Comment ça fonctionne ?

  • Le Change Tracking effectue un suivi synchrone : lorsqu'il est activé sur une table, chaque opération de modification effectuée sur cette table contient dans son plan d'exécution une opération supplémentaire pour l'insertion dans une table interne de journalisation.
  • Le Change Tracking ne journalise que la clé primaire (lors de la synchronisation, les valeurs des autres colonnes seront obtenues de la table elle-même).
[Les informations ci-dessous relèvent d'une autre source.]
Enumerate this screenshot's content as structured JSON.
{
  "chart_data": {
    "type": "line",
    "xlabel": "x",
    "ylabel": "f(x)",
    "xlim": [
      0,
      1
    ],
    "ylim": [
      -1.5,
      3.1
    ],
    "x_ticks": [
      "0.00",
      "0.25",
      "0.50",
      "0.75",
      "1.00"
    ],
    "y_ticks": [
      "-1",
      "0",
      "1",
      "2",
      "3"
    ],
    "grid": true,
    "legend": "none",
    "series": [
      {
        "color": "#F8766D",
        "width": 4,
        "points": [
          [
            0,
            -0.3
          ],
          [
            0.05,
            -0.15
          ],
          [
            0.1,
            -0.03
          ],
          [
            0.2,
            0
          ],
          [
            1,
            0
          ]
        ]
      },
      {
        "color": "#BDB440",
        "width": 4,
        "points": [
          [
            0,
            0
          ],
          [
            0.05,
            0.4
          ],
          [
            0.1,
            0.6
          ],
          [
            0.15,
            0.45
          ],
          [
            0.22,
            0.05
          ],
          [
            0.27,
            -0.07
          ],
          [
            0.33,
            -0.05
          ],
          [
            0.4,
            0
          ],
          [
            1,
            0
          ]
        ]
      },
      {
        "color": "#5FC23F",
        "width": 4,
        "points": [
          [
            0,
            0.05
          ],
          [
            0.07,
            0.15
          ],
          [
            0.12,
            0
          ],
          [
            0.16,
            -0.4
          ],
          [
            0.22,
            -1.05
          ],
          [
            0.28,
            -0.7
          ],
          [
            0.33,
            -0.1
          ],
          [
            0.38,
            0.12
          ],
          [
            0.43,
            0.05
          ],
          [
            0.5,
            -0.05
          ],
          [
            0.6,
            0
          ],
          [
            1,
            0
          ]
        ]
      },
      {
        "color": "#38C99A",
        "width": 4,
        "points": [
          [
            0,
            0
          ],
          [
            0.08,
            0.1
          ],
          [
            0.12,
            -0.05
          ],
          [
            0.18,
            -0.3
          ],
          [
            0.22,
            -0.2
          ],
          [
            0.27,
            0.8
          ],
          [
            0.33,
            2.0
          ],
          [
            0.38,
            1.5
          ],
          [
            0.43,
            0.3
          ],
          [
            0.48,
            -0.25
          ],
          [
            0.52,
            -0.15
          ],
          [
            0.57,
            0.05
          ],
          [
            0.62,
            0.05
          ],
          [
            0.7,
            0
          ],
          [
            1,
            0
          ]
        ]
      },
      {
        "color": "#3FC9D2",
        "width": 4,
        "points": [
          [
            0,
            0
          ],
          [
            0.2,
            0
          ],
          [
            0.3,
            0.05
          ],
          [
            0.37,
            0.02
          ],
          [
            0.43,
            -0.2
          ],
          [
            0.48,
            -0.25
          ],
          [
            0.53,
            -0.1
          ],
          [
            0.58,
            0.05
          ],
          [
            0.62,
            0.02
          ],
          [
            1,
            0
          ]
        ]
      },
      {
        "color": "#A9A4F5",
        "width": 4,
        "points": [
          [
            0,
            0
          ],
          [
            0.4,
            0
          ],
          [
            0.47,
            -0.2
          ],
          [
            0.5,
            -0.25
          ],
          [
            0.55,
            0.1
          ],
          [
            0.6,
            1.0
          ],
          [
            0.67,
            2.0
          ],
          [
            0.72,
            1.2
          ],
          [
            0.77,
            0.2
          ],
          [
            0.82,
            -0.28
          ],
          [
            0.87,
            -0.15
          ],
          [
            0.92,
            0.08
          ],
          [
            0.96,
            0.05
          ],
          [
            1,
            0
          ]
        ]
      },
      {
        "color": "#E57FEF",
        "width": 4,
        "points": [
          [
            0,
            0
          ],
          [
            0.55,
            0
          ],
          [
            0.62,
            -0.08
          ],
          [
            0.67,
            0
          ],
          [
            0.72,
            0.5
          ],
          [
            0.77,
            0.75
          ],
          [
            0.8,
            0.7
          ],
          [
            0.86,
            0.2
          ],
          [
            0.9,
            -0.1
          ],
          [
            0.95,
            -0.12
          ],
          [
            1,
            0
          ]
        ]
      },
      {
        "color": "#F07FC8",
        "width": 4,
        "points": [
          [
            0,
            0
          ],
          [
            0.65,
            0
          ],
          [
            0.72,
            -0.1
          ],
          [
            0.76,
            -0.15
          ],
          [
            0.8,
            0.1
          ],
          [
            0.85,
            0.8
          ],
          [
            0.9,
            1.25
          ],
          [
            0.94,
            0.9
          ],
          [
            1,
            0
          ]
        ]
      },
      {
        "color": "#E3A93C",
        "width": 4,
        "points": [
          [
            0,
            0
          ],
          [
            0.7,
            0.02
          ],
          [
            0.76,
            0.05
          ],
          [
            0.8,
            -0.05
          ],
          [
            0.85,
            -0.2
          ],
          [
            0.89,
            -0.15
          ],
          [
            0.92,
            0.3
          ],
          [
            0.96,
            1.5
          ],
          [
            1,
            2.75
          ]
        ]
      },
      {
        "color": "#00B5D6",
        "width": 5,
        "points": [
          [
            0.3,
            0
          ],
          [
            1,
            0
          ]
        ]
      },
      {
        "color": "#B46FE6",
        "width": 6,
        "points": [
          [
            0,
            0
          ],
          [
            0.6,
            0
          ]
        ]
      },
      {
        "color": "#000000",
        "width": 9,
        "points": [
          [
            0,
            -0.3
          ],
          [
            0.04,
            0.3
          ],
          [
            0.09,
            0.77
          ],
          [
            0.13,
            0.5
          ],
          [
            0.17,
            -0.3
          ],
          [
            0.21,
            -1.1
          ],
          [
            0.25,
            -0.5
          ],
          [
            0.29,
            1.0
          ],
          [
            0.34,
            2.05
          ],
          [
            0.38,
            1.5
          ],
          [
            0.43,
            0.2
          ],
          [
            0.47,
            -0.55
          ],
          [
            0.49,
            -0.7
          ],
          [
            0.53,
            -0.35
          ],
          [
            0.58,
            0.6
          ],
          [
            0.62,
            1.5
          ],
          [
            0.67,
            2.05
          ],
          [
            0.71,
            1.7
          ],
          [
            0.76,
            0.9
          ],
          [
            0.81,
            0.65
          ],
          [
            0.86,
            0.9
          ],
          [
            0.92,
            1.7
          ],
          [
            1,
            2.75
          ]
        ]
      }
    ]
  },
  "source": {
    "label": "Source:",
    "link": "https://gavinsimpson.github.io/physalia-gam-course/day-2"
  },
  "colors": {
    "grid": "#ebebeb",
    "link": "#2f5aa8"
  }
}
Il ne peut donc pas être activé sur des tables sans clés primaires.

En interne, le Change Tracking crée des tables systèmes, marquées "INTERNAL_TABLE" : on ne peut les voir dans SSMS et on ne peut les interroger (par pure curiosité) qu'avec la connexion administrateur dédiée.
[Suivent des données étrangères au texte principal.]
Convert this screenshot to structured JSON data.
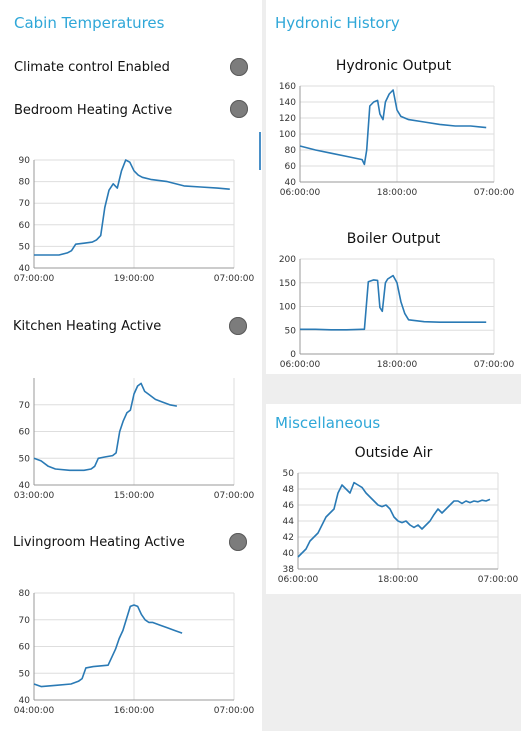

  • La table sys.syscommittab stocke des informations sur chaque transaction validée touchant les tables surveillées
  • Pour chaque table surveillée, une table sys.change_tracking_xxxxx (ou xxxxx est l'ID d'objet de la table concernée) va stocker une ligne pour chaque modification : bien qu'on ne puisse connaitre toutes les valeurs successives d'une même ligne (seule la clé primaire, le type d'opération et quelques autres informations sont journalisées), chaque modification insère bien une nouvelle ligne, ce qui peut vite devenir volumineux...

Comment l'utiliser ?

  • D'abord, authoriser le Change Tracking pour la base de données. On peut préciser la durée de rétention de la journalisation et si le nettoyage se fait automatiquement.
ALTER DATABASE MyDB SET CHANGE_TRACKING= ON( CHANGE_RETENTION = 2 DAYS, AUTO_CLEANUP = ON )
  • Ensuite, activer le CT sur chaque table concernée. On peut préciser si on veut connaitre quelles sont les colonnes qui ont été touchées (par un Update), avec l'option TRACK_COLUMNS_UPDATED
ALTER TABLE MyTable ENABLE CHANGE_TRACKING WITH (TRACK_COLUMNS_UPDATED = ON)
  • Pour permettre de définir la plage de modifications à synchroniser, le Change Tracking utilise un numéro de version, incrémenté à chaque modification d'une table trackée. Pour connaître le numéro de version actuel, il suffit de l'interroger avec la fonction CHANGE_TRACKING_CURRENT_VERSION().
SELECT @s = CHANGE_TRACKING_CURRENT_VERSION()
  • Il faudra donc, lors de chaque synchronisation, mémoriser la version actuelle, de manière à l'utiliser comme point de départ de la prochaine synchronisation. (le plus simple est de la stocker dans une table sur la destination)
  • L'extraction des modifications se fait avec la fonction CHANGETABLE, pour laquelle on précise la table concernée et le numéro de version de départ.
SELECT * FROM CHANGETABLE(CHANGES MyTable, @s) AS CT

  • On peut aussi connaitre quelles sont les colonnes qui ont été touchées par une modification avec la fonction CHANGE_TRACKING_IS_COLUMN_IN_MASK()

Quelques conseils

  • Par sécurité, tester toujours si la version à partir de laquelle on veut synchroniser est bien valide (le thread de nettoyage a pu passer avant) avec la fonction CHANGE_TRACKING_MIN_VALID_VERSION()
  • Microsoft recommande que la base soit en isolation SNAPSHOT pour s'assurer de lire une version stable en cas d'activité pendant la synchronisation.
  • Surveiller le volume occupé par le Change Tracking. Limiter la rétention si nécessaire. Trop de volume peut aussi provoquer des problèmes de concurrence d'accès avec le thread de nettoyage : vous n'avez aucun moyen de contrôler à quel moment il s'exécute. En cas de problème, vous pouvez empêcher le nettoyage en le désactivant ou en prolongeant la durée de rétention.
  • Pour les tables partitionnées : pas possible de faire un SWITCH PARTITION avec un Change Tracking activé
  • Pour AllwaysOn : ne jamais effectuer la lecture des modifications sur un réplica, uniquement sur le primaire.